Der Figaro von Tommaso Barea überzeugt mit einem wohlklingenden Bariton. Er ist weder stimmlich noch darstellerisch ein Leichtgewicht - ihm wären im Zweifel noch ganz andere Aufforderungen zum Tanz dem Grafen gegenüber zuzutrauen.  

Die Susanna der Penny Sofroniadou singt mitunter nicht ohne Schärfen, passt jedoch in ihrer stimmlichen Gestaltung und ihrem sachlich-realistischen Auftritt perfekt in das Konzept der Inszenierung. 

Cherubino/a tritt in zweifacher Geschlechtlichkeit auf: als Cherubino, den der Schauspieler Georgy Kudrenko als gehörlos spielt und bündelt all seine Lebensenergie wie unter einem Brennglas in seine akrobatische Körperlichkeit, die in der Versteckszene des zweiten Finales zu ur-komischen Situationen sowie einem pitsch-nackten Sprung aus dem Fenster führt. Die Cherubina der Mezzosopranistin Susan Zarrabi bewährt sich gekonnt in wunderbarem Gesang und Spiel neben diesem spektakulären Doppelgänger.    

Die Marcellina von Karolina Gumos, der Basilio Johannes Dunz bleiben ihren Rollenportraits nichts schulding und Tijl Faveyts als Bartolo und Peter Lobert als Antonio runden das Ensemble ab.
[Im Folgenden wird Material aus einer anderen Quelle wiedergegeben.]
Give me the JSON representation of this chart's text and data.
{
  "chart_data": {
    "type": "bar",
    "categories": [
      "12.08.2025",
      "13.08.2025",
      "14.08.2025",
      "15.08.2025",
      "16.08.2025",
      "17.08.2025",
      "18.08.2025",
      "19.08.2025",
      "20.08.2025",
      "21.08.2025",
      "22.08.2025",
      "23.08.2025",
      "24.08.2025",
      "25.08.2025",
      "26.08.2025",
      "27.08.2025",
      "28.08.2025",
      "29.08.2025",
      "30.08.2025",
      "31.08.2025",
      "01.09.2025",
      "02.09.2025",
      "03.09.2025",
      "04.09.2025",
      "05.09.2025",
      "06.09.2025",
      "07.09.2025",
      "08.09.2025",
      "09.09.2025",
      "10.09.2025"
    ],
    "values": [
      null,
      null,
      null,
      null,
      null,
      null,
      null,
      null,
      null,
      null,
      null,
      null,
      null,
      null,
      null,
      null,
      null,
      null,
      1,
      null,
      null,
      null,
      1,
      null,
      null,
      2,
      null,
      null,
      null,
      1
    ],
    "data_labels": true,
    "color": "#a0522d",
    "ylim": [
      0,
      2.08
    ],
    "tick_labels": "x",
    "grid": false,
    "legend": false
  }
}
Zur atmosphärischen Fokussierung werden einige wirkungsvolle und sinnreiche musikalische Anpassungen vorgenommen, z B  mittels Übernahme der Barbarina-Arie durch die Gräfin, überzeugende Einbeziehung des Terzettes ‚soave sia il vento‘ aus Cosi fan tutte sowie Weglassung des Chores, dessen Stimmen durch die Solisten übernommen werden. 

Das Orchester der Komischen Oper Berlin unter seinem Chefdirigenten James Gaffigan spielt einen elastischen, geerdeten, manchmal etwas trockenen Mozart, der zum Konzept gut passt. 
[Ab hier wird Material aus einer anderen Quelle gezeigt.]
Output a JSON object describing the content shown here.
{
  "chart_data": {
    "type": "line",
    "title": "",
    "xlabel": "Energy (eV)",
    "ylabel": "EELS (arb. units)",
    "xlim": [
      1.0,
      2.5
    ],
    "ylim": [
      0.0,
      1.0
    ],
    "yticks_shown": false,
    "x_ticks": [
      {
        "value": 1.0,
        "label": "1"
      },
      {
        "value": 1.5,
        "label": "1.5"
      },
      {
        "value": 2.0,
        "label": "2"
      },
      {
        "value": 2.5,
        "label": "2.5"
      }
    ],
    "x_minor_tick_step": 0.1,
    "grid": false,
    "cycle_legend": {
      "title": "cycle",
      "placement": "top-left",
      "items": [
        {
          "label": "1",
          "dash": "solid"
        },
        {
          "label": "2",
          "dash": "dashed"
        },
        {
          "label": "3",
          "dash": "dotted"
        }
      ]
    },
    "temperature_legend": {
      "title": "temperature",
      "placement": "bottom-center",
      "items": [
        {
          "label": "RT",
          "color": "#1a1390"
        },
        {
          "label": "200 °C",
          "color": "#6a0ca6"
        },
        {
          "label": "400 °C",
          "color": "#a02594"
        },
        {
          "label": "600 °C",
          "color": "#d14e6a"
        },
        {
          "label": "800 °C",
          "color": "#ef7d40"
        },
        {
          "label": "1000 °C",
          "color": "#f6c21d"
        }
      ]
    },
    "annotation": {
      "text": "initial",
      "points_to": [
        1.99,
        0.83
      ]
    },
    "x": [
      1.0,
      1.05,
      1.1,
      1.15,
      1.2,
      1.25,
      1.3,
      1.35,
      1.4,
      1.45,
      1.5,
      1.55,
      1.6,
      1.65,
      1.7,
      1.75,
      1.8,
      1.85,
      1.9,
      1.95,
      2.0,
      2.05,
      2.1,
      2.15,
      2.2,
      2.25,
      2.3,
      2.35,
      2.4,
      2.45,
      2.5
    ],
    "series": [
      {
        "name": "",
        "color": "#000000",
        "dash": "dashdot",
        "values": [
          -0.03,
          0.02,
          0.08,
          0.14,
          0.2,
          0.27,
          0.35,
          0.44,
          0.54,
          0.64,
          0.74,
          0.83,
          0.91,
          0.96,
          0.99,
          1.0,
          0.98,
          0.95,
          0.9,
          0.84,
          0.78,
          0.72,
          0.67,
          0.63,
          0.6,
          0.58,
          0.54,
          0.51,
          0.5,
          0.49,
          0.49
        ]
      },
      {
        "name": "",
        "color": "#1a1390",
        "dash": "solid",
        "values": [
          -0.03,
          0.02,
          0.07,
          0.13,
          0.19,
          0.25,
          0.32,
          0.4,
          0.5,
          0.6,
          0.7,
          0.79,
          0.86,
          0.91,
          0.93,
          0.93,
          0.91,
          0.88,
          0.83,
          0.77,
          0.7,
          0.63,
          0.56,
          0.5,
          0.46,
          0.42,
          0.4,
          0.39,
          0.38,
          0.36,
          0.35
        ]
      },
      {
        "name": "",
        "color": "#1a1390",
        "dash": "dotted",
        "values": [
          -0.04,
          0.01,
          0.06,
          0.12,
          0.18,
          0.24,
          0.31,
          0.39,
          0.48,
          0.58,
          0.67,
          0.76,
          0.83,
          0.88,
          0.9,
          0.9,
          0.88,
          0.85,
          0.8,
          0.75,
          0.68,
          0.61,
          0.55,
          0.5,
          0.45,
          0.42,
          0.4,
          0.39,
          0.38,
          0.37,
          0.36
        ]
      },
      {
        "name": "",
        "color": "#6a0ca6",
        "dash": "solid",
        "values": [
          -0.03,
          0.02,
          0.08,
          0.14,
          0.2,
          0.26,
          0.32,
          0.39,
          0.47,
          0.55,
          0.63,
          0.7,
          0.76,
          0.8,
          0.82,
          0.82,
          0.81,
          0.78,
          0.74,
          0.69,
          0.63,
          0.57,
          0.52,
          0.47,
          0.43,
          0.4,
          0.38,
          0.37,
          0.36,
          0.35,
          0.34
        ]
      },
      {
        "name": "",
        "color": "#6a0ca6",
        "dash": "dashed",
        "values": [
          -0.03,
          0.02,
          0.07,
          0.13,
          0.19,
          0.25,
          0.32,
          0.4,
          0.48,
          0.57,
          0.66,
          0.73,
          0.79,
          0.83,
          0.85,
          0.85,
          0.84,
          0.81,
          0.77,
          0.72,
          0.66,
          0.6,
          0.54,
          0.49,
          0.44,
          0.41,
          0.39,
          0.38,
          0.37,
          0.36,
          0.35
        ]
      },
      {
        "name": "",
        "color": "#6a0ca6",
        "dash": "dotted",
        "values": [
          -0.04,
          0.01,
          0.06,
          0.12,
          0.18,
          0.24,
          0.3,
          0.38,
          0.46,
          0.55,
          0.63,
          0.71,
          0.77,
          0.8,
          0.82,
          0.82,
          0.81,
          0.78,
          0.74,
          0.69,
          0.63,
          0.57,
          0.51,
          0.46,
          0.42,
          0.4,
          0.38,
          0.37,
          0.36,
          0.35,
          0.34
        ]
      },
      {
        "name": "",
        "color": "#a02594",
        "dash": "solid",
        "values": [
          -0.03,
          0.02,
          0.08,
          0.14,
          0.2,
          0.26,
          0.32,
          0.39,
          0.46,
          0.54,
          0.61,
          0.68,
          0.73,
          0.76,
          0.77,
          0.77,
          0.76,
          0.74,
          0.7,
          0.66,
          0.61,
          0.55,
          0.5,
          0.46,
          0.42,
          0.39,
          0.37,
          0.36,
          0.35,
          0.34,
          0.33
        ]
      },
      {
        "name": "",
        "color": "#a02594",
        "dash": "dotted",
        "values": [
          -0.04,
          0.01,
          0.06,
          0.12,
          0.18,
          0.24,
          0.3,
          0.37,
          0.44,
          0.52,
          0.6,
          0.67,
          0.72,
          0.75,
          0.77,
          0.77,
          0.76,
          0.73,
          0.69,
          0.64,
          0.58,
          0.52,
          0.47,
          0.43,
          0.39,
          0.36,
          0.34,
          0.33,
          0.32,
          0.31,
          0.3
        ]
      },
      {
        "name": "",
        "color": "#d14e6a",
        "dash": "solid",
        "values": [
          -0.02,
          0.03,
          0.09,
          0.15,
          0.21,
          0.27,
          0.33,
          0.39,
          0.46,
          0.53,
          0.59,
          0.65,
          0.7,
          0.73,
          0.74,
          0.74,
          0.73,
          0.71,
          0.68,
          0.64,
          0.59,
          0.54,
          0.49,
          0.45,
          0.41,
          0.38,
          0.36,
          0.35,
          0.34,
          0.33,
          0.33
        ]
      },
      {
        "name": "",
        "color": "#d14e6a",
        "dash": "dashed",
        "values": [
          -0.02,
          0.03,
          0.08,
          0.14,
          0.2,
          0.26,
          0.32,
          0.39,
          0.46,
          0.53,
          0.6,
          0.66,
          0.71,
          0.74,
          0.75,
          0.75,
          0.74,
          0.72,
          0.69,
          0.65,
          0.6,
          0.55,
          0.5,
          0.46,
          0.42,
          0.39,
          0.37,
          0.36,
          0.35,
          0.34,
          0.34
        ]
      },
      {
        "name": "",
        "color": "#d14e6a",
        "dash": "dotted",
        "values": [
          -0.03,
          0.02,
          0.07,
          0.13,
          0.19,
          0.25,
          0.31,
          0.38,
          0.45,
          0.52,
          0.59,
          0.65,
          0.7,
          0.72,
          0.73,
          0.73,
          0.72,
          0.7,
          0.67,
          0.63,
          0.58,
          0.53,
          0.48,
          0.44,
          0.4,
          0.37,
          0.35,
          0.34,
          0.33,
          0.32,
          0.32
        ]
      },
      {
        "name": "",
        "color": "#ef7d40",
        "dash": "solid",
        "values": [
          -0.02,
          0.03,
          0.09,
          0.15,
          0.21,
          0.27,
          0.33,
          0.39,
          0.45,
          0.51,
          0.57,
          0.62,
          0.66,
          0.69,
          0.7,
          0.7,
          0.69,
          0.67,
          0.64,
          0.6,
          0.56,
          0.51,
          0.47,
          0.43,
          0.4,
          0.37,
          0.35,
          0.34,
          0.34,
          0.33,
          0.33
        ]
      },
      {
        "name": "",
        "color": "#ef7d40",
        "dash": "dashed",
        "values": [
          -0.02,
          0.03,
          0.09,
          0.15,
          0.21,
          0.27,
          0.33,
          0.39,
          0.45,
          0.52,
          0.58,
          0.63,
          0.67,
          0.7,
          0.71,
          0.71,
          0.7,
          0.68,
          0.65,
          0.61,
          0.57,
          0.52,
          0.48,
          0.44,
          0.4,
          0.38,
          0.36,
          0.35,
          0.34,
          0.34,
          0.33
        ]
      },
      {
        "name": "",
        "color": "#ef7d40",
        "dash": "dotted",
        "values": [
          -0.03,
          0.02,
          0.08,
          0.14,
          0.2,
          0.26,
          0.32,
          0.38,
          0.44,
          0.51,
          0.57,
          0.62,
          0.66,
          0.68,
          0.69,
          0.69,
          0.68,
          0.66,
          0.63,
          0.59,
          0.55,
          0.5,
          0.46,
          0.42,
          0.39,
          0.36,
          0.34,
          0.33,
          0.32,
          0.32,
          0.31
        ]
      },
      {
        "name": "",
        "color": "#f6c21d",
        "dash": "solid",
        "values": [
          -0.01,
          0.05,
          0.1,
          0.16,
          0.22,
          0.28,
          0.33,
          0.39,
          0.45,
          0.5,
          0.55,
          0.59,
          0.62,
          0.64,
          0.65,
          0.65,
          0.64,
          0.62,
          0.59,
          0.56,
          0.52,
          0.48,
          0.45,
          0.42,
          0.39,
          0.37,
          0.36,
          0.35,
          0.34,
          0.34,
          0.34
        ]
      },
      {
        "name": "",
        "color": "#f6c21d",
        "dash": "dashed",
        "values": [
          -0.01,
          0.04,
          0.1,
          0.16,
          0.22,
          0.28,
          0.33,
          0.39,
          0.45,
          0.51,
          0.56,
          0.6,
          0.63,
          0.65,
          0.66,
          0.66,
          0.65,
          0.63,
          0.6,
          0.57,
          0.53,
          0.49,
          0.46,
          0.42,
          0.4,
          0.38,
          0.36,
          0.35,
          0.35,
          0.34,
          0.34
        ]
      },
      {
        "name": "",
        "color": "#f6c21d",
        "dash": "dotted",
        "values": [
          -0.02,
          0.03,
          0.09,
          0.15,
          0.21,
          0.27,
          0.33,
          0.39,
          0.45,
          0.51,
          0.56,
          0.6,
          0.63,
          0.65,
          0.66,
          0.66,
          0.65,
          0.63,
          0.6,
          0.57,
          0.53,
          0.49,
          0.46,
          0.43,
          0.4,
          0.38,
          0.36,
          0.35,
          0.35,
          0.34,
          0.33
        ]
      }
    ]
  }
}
Mit diesem ereignisreichen Figaro als Koproduktion mit der Dutch National Opera, Amsterdam hat der Mozart/da Ponte Zyklus von Kyrill Serebrennikov an der Komischen Oper Berlin seinen zweiten Teil nach der gelungenen Cosi fan tutte in der letzten Saison erreicht. Don Giovanni wird in der kommenden Spielzeit folgen.
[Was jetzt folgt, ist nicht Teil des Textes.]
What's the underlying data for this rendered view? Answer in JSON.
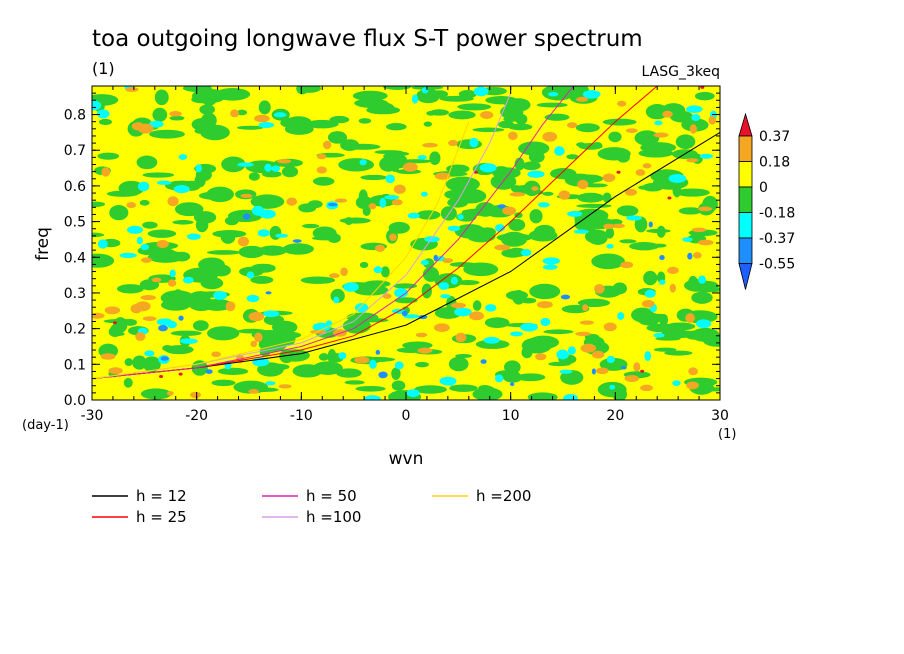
{
  "chart_data": {
    "type": "heatmap",
    "title": "toa outgoing longwave flux S-T power spectrum",
    "subtitle": "(1)",
    "tag": "LASG_3keq",
    "xlabel": "wvn",
    "xunit": "(1)",
    "ylabel": "freq",
    "yunit": "(day-1)",
    "xlim": [
      -30,
      30
    ],
    "ylim": [
      0.0,
      0.88
    ],
    "xticks": [
      "-30",
      "-20",
      "-10",
      "0",
      "10",
      "20",
      "30"
    ],
    "yticks": [
      "0.0",
      "0.1",
      "0.2",
      "0.3",
      "0.4",
      "0.5",
      "0.6",
      "0.7",
      "0.8"
    ],
    "colorbar": {
      "labels": [
        "0.37",
        "0.18",
        "0",
        "-0.18",
        "-0.37",
        "-0.55"
      ],
      "colors": [
        "#e8132a",
        "#f5a623",
        "#ffff00",
        "#2ecc2e",
        "#00ffff",
        "#1f8fff",
        "#1f5fff"
      ]
    },
    "field_note": "noisy contour field of normalized power, mostly yellow and green with scattered orange, cyan and blue patches",
    "series": [
      {
        "name": "h = 12",
        "color": "#000000",
        "x": [
          -30,
          -20,
          -10,
          0,
          10,
          20,
          30
        ],
        "y": [
          0.06,
          0.09,
          0.13,
          0.21,
          0.36,
          0.57,
          0.75
        ]
      },
      {
        "name": "h = 25",
        "color": "#ff0000",
        "x": [
          -30,
          -20,
          -10,
          -5,
          0,
          5,
          10,
          15,
          20,
          24
        ],
        "y": [
          0.06,
          0.09,
          0.14,
          0.18,
          0.26,
          0.37,
          0.5,
          0.64,
          0.78,
          0.88
        ]
      },
      {
        "name": "h = 50",
        "color": "#e020b0",
        "x": [
          -30,
          -20,
          -10,
          -5,
          0,
          5,
          10,
          13,
          16
        ],
        "y": [
          0.06,
          0.09,
          0.15,
          0.2,
          0.3,
          0.45,
          0.64,
          0.77,
          0.88
        ]
      },
      {
        "name": "h =100",
        "color": "#d8a0e8",
        "x": [
          -30,
          -20,
          -10,
          -5,
          0,
          5,
          8,
          10
        ],
        "y": [
          0.06,
          0.1,
          0.16,
          0.22,
          0.35,
          0.56,
          0.72,
          0.86
        ]
      },
      {
        "name": "h =200",
        "color": "#ffd700",
        "x": [
          -30,
          -20,
          -10,
          -5,
          0,
          3,
          6
        ],
        "y": [
          0.06,
          0.1,
          0.17,
          0.24,
          0.4,
          0.55,
          0.78
        ]
      }
    ]
  }
}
Die Aufführung wird vom Publikum mit großer Aufmerksamkeit und immer wieder viel Gelächter begleitet. Der Applaus für alle Sänger, das Orchester und das Regie-Team ist lang und herzlich, auch wenn nicht wenige Aktionen auf der Bühne so manches Fragezeichen beim Zuschauer hinterlassen haben.